Table: Garrett Wilson NCAA stats (2019-21)
- Blazing speed with effortless second gear
- Crisp route runner with precise moves
- Outstanding deep threat
- Can high-point the ball and has fly-paper hands to make catch
- Great football intelligence with a knack for being open
- Strong downfield blocker
- Master of “yards after catch” as a threat to all levels of defense
- Burst from line with clean cuts and snaps at change of direction
- Can double as a returner
- Smaller size may limit him to slot work
- Not as physical at the point of catch
- Catch radius is smaller, so targets need to be accurate
- Occasional concentration drops
Chris Olave and Garrett Wilson will be the Jaylen Waddle/DeVonta Smith from this draft – both expected to be first-round picks, and yet in this case, neither was the top receiver for Ohio State last year.
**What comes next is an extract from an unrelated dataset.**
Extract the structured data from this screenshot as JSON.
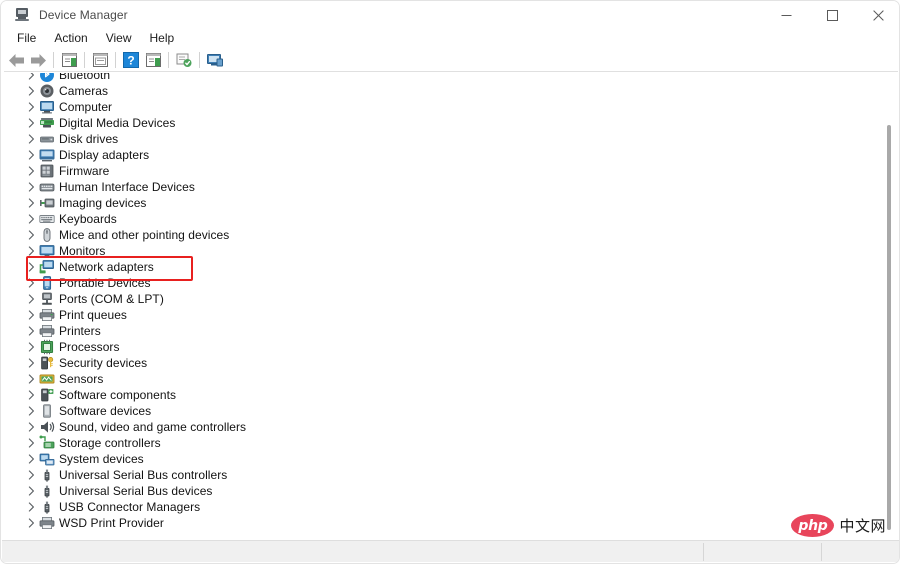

Wilson is one of the lowest risk rookie wideouts this year; he’s succeeded on hard work, exact route running, and being at his most dangerous in the middle of the secondary under the safety where his burst and speed have been deadly.
Wilson helped his case with that 4.38 40-time at the NFL Combine, but he’s much more than just a deep-ball receiver. There are some draft boards with Wilson at the top, so he should be taken by the middle of the first round.
Wilson projects to be a fantasy factor even as a rookie. He’s not big and physical, and likely won’t play outside against press coverage. But he’s a student of the game that will put in the work necessary to be successful at the pro level and has the physical tools to shine.
He’ll be best served in the slot, playing for an accurate quarterback with some element of RPO since he’s often described as “a quarterback’s best friend” who is always open, knows what to do when plays break down and can be used in many versatile ways including the occasional jet sweep.